Atomic Swaps via Conditional Writes
DynamoDB does not require separate lock servers (like ZooKeeper) because it supports conditional expressions. When an engine commits a new snapshot, it performs a DynamoDB UpdateItem operation.
The catalog schema uses a database attribute (like version or metadata_location) as a transaction version check. The client submits an update query with a condition:
ConditionExpression: "metadata_location = :old_metadata_location"

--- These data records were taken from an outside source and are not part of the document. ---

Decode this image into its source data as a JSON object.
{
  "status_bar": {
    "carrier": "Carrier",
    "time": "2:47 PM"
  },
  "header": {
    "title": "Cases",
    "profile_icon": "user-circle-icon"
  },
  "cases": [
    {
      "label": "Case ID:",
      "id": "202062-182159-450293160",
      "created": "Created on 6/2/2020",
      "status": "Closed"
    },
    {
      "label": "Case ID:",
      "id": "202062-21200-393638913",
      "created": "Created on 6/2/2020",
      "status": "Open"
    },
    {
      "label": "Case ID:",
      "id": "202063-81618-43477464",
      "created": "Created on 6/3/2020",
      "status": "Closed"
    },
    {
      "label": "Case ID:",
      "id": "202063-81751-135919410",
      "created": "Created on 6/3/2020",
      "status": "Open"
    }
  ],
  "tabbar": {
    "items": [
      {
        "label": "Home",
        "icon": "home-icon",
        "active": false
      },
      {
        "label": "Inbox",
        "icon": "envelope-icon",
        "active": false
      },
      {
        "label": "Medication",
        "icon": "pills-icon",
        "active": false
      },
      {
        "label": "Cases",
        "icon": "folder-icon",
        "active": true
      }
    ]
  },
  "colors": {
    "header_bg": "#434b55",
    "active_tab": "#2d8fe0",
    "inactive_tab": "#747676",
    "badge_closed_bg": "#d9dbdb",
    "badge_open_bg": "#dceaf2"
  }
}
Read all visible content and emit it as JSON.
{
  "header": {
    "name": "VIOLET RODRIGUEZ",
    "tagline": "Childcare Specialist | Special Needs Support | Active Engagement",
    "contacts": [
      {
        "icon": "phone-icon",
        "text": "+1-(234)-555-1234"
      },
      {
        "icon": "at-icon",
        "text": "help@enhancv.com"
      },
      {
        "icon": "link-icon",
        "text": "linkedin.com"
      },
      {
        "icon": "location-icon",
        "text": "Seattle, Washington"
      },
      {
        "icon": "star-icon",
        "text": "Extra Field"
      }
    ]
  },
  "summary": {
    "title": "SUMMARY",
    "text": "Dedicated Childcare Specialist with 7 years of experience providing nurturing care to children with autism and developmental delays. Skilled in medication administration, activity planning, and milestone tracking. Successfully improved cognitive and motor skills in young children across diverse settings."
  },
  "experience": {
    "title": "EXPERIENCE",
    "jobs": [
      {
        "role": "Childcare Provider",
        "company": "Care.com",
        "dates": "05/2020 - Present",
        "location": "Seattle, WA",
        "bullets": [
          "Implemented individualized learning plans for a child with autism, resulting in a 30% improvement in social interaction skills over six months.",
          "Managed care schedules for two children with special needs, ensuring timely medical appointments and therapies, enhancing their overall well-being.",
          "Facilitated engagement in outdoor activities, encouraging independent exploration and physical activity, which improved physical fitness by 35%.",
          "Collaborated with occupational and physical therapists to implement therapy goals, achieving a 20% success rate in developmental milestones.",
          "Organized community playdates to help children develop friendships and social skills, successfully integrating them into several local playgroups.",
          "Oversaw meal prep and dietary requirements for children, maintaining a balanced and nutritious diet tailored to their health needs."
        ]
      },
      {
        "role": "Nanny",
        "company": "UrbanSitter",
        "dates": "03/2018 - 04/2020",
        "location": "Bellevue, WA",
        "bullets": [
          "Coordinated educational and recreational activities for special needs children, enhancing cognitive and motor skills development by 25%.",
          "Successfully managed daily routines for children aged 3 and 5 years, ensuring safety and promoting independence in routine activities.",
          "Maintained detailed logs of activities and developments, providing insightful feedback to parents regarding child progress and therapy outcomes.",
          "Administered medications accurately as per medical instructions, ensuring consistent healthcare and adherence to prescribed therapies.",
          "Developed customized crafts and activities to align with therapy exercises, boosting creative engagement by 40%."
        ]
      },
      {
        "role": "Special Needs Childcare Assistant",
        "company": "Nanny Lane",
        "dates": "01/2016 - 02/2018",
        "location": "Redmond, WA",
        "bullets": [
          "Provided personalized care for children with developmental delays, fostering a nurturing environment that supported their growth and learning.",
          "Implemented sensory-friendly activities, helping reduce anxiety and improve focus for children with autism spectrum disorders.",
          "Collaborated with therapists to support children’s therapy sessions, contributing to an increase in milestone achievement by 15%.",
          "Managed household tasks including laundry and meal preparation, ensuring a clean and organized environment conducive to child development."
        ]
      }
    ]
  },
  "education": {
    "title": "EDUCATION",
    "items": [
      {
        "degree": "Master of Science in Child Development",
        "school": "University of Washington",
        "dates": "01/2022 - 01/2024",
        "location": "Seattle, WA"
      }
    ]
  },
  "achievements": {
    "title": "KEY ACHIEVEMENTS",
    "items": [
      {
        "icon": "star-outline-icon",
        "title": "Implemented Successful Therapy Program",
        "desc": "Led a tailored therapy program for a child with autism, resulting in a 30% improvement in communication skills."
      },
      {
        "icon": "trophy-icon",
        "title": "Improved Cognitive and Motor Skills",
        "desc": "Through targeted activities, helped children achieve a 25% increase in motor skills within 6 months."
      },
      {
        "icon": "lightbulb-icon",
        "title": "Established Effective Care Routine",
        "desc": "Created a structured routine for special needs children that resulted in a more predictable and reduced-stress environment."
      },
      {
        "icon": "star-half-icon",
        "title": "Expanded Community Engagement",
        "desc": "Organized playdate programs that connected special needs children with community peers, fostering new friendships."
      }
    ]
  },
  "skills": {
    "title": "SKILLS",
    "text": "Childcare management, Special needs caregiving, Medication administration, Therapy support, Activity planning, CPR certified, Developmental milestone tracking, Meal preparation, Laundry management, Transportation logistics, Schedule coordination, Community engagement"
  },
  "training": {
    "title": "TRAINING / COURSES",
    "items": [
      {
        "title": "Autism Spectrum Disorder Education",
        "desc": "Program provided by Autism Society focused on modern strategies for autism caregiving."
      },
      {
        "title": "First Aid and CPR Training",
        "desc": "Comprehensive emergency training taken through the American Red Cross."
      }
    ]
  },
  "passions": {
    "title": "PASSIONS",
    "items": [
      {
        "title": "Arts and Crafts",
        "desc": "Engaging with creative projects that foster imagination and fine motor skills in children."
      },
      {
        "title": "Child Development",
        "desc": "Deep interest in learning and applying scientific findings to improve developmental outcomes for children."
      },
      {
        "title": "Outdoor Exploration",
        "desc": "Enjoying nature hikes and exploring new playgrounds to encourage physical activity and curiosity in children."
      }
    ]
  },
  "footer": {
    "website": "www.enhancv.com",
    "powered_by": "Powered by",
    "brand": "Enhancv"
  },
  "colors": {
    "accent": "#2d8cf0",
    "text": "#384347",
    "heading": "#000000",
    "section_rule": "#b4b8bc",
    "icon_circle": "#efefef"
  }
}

- Success: If the current value in DynamoDB matches
:old_metadata_location, no other writer has committed. DynamoDB updates the value to point to the new metadata JSON path, completing the atomic swap. - Failure: If another client committed during the write phase, the attribute value changed, and DynamoDB rejects the write. The client catches this transaction error, re-scans the table metadata, and retries the commit.
Configuration Properties
To connect Spark or Flink engines to a DynamoDB-backed catalog, developers specify the DynamoDB catalog class and catalog table configuration:
/* Configure Spark to connect to a DynamoDB Catalog */
spark.sql.catalog.dy_prod = org.apache.iceberg.aws.dynamodb.DynamoDbCatalog
spark.sql.catalog.dy_prod.warehouse = s3://my-bucket/warehouse
spark.sql.catalog.dy_prod.dynamodb.table-name = my_iceberg_catalog_table
Using DynamoDB eliminates the cold-start latencies and maintenance tasks associated with traditional relational databases, making it a robust catalog choice for serverless workloads.